LE BILLET DES PAPAS

Comme avant en pas pareil.

 

La fatigue au bord des yeux je m’endors contre toi. Dans ce petit lit de prince qui n’a pas la mesure des rois, je ne sais pas quelle heure il est. Il est simplement ton silence coincé entre deux sanglots. Il est simplement le sommeil qui m’accorde une plage. Je suis coincé, plié en deux, et j’espère que le prochain grain de sable qui tombera dans tes rouages n’éveillera pas tes pleurs. Mes yeux baissent les bras. Je me fais carapace. Ta mère est seule. Je suis seul. Tu dors.

 

Les particules de poussière dansent devant moi. Au seuil de ta chambre, le soleil semble curieux. Il passe un rayon par la fenêtre, puis deux, puis trois. Je me lève prudemment. Mon corps est en miettes, mais j’ai été plus rapide que lui à me lever. Il n’a pas eu le temps d’avoir mal. J’avance vers la cuisine et m’assied sur une chaise face à l’horloge du four. A la vue des bâtonnets rouges, je sais qu’il me reste trente minutes avant ton prochain appel. Je respire profondément et mets de côté cette nouvelle nuit que je n’ai pas eu. Mon regard se pose sur le calendrier du frigo. Une nouvelle journée commence avec derrière elle, ce puzzle nocturne auquel nous jouons tous les trois depuis maintenant 9 mois.

 

J’attends ce jour où tout redeviendra comme avant.
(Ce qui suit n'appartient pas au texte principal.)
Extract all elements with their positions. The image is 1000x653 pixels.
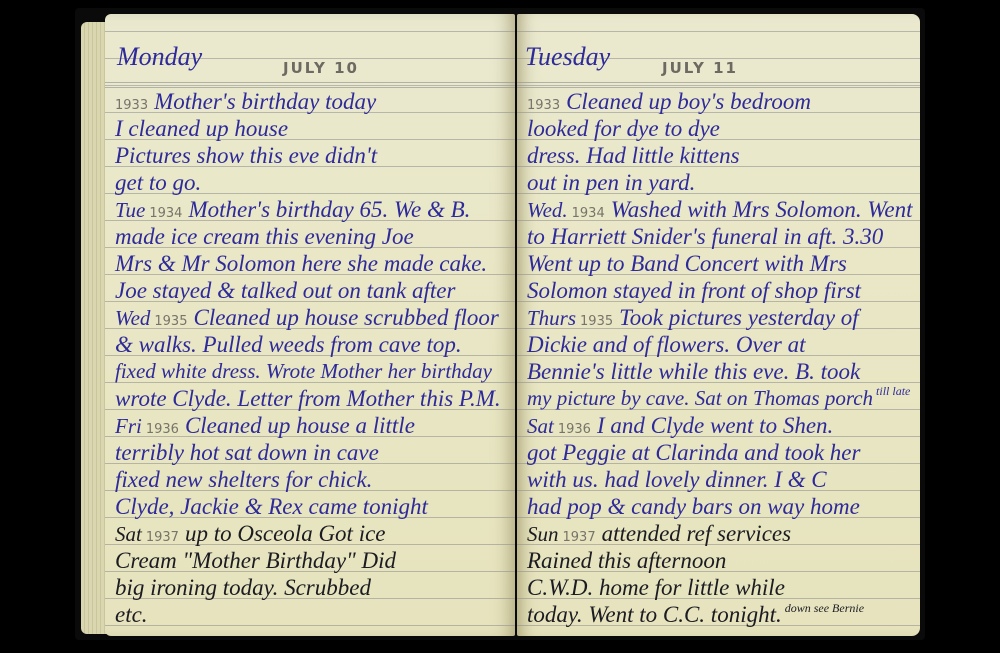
diary-line: Wed1935Cleaned up house scrubbed floor — [115, 304, 509, 331]
entry-text: C.W.D. home for little while — [527, 575, 785, 600]
year-label: 1937 — [146, 530, 179, 545]
entry-text: I and Clyde went to Shen. — [597, 413, 833, 438]
entry-text: Pictures show this eve didn't — [115, 143, 377, 168]
diary-line: today. Went to C.C. tonight. down see Be… — [527, 601, 914, 628]
entry-text: my picture by cave. Sat on Thomas porch — [527, 386, 873, 410]
diary-line: dress. Had little kittens — [527, 142, 914, 169]
diary-line: big ironing today. Scrubbed — [115, 574, 509, 601]
entry-text: Cleaned up boy's bedroom — [566, 89, 811, 114]
diary-line: Solomon stayed in front of shop first — [527, 277, 914, 304]
year-label: 1933 — [527, 98, 560, 113]
diary-line: looked for dye to dye — [527, 115, 914, 142]
diary-line: & walks. Pulled weeds from cave top. — [115, 331, 509, 358]
diary-line: C.W.D. home for little while — [527, 574, 914, 601]
entry-text: today. Went to C.C. tonight. — [527, 602, 782, 627]
annotation: till late — [873, 384, 910, 398]
entry-text: wrote Clyde. Letter from Mother this P.M… — [115, 386, 501, 411]
entry-text: Went up to Band Concert with Mrs — [527, 251, 847, 276]
diary-line: 1933Cleaned up boy's bedroom — [527, 88, 914, 115]
entry-text: had pop & candy bars on way home — [527, 494, 860, 519]
entry-text: Mother's birthday 65. We & B. — [188, 197, 470, 222]
year-label: 1934 — [149, 206, 182, 221]
weekday-label: Tue — [115, 198, 145, 222]
diary-line: had pop & candy bars on way home — [527, 493, 914, 520]
diary-line: out in pen in yard. — [527, 169, 914, 196]
entry-text: big ironing today. Scrubbed — [115, 575, 371, 600]
diary-line: Tue1934Mother's birthday 65. We & B. — [115, 196, 509, 223]
diary-line: Mrs & Mr Solomon here she made cake. — [115, 250, 509, 277]
diary-line: got Peggie at Clarinda and took her — [527, 439, 914, 466]
diary-line: Thurs1935Took pictures yesterday of — [527, 304, 914, 331]
year-label: 1934 — [572, 206, 605, 221]
entry-text: etc. — [115, 602, 148, 627]
entry-text: Rained this afternoon — [527, 548, 726, 573]
year-label: 1933 — [115, 98, 148, 113]
year-label: 1937 — [563, 530, 596, 545]
diary-line: with us. had lovely dinner. I & C — [527, 466, 914, 493]
entry-text: Bennie's little while this eve. B. took — [527, 359, 860, 384]
diary-line: Rained this afternoon — [527, 547, 914, 574]
entry-text: fixed white dress. Wrote Mother her birt… — [115, 359, 492, 383]
weekday-label: Sat — [115, 522, 142, 546]
entry-text: with us. had lovely dinner. I & C — [527, 467, 827, 492]
diary-line: Bennie's little while this eve. B. took — [527, 358, 914, 385]
entry-text: terribly hot sat down in cave — [115, 440, 379, 465]
entry-text: fixed new shelters for chick. — [115, 467, 372, 492]
weekday-label: Wed — [115, 306, 150, 330]
entry-text: out in pen in yard. — [527, 170, 695, 195]
entry-text: Cream "Mother Birthday" Did — [115, 548, 396, 573]
entry-text: Cleaned up house a little — [185, 413, 415, 438]
diary-line: 1933Mother's birthday today — [115, 88, 509, 115]
diary-line: Fri1936Cleaned up house a little — [115, 412, 509, 439]
diary-line: get to go. — [115, 169, 509, 196]
date-header: JULY 11 — [662, 59, 738, 77]
entry-text: I cleaned up house — [115, 116, 288, 141]
annotation: down see Bernie — [782, 601, 864, 615]
diary-line: fixed white dress. Wrote Mother her birt… — [115, 358, 509, 385]
entry-text: Mrs & Mr Solomon here she made cake. — [115, 251, 487, 276]
diary-line: Clyde, Jackie & Rex came tonight — [115, 493, 509, 520]
diary-line: Joe stayed & talked out on tank after — [115, 277, 509, 304]
year-label: 1935 — [580, 314, 613, 329]
weekday-label: Sat — [527, 414, 554, 438]
diary-line: Sat1937up to Osceola Got ice — [115, 520, 509, 547]
year-label: 1935 — [154, 314, 187, 329]
entry-text: attended ref services — [602, 521, 791, 546]
diary-line: etc. — [115, 601, 509, 628]
weekday-label: Sun — [527, 522, 559, 546]
diary-line: Dickie and of flowers. Over at — [527, 331, 914, 358]
entry-text: Cleaned up house scrubbed floor — [193, 305, 498, 330]
entry-text: looked for dye to dye — [527, 116, 720, 141]
entry-text: get to go. — [115, 170, 201, 195]
entry-text: up to Osceola Got ice — [185, 521, 386, 546]
entry-text: to Harriett Snider's funeral in aft. 3.3… — [527, 224, 883, 249]
diary-line: wrote Clyde. Letter from Mother this P.M… — [115, 385, 509, 412]
diary-line: terribly hot sat down in cave — [115, 439, 509, 466]
entry-text: got Peggie at Clarinda and took her — [527, 440, 860, 465]
weekday-label: Thurs — [527, 306, 576, 330]
diary-line: Went up to Band Concert with Mrs — [527, 250, 914, 277]
right-page: JULY 11 Tuesday 1933Cleaned up boy's bed… — [517, 14, 920, 636]
diary-line: to Harriett Snider's funeral in aft. 3.3… — [527, 223, 914, 250]
diary-line: Cream "Mother Birthday" Did — [115, 547, 509, 574]
entry-text: & walks. Pulled weeds from cave top. — [115, 332, 462, 357]
diary-line: Sat1936I and Clyde went to Shen. — [527, 412, 914, 439]
weekday-label: Fri — [115, 414, 142, 438]
diary-line: Wed.1934Washed with Mrs Solomon. Went — [527, 196, 914, 223]
entry-text: Dickie and of flowers. Over at — [527, 332, 806, 357]
entry-text: Joe stayed & talked out on tank after — [115, 278, 455, 303]
entry-text: dress. Had little kittens — [527, 143, 740, 168]
date-header: JULY 10 — [283, 59, 359, 77]
year-label: 1936 — [558, 422, 591, 437]
diary-line: my picture by cave. Sat on Thomas porch … — [527, 385, 914, 412]
diary-line: fixed new shelters for chick. — [115, 466, 509, 493]
diary-line: made ice cream this evening Joe — [115, 223, 509, 250]
entry-text: Washed with Mrs Solomon. Went — [611, 197, 913, 222]
entry-text: Clyde, Jackie & Rex came tonight — [115, 494, 428, 519]
diary-book: JULY 10 Monday 1933Mother's birthday tod… — [75, 8, 925, 640]
entry-text: Solomon stayed in front of shop first — [527, 278, 861, 303]
entry-text: Mother's birthday today — [154, 89, 376, 114]
day-name: Monday — [117, 42, 202, 72]
diary-line: I cleaned up house — [115, 115, 509, 142]
year-label: 1936 — [146, 422, 179, 437]
entry-text: Took pictures yesterday of — [619, 305, 859, 330]
weekday-label: Wed. — [527, 198, 568, 222]
day-name: Tuesday — [525, 42, 610, 72]
diary-line: Pictures show this eve didn't — [115, 142, 509, 169]
diary-line: Sun1937attended ref services — [527, 520, 914, 547]
entry-text: made ice cream this evening Joe — [115, 224, 414, 249]
left-page: JULY 10 Monday 1933Mother's birthday tod… — [105, 14, 515, 636]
Car bientôt tu dormiras et tout redeviendra comme avant… car bientôt tu dormiras... Et tout redeviendra comme...

 

Je sais que c’est faux, que notre vie ne sera plus jamais comme avant, mais il faut bien trouver du réconfort là où il y en a. Et si cet espace qui ressemble à de l’espoir vient se nicher au creux d’un mensonge, je l’accueille les bras grands ouverts. Toi mon illusion, sois la bienvenue dans ma demeure pourvu que tu me dises que je vais bientôt pouvoir dormir. Sois la bienvenue, pourvu que tu me dises que je vais bientôt reprendre une cuite avec les copains. Sois la bienvenue, pourvu que tu me dises qu’il existe d’autres horizons que des contenus de 20 minutes devant lesquels je m’endors. Sois la bienvenue, pourvu que tu me dises ce que j’ai besoin d’entendre pour tenir encore un peu.

 

La vérité est que ta mère et moi nous nous sentons seuls. Non pas que nous le soyons vraiment , mais c’est ainsi que nous le vivons.

 

Ce « comme avant » est impossible. Je le sais. Ce n’est même pas ce dont j’ai envie. Aujourd’hui, il y a toi et c’est très bien comme ça. Je t’aime. Être père c’est accepter de vivre dans l’après sans renoncer à ce qui nous a construit avant. Je sais que cette nouvelle identité qui vibre en moi va faire bouger les lignes. Elle va faire courber mes envies, distordre mes centres d’intérêts et marquer en pointillés mes relations. Certaines vont rester. D’autres vont partir. C’est ainsi que les choses évoluent.

 

Mais je refuse de tout abandonner, de tout sacrifier. Se sacrifier pour le bien des hommes, d’autres l'ont fait il y a des siècles, et cela n’a pas rendu le monde meilleur. Quel serait le message d’un père qui s’oublie totalement ?

 

Quitter la surface des plaisirs et des joies. Fouiller un peu plus loin. Sentir l’odeur de l’invisible. Capter l’essence de mes meilleurs souvenirs. Puis, construire avec toi un « comme avant » en pas pareil. Un « comme avant » qui ressource, qui amuse, qui lâche prise, qui réjouit. Un « comme » avant où je suis à la fois homme, père, ami, amant, mari.

 

Je n’irai peut-être plus jamais en boîte avec cet ami d’enfance. Je ne rentre plus dans cette veste en cuire que j’adorais. Mais je saurai trouver ce temps pour moi. Ce temps qui aura une autre forme, un autre son, une autre couleur mais qui aura su garder la même saveur.

 

C’est l’heure, j’entends tes appels derrière la porte.

 

David

Le Billet des papas est une initiative de la Maison de la famille de la ville de Reims.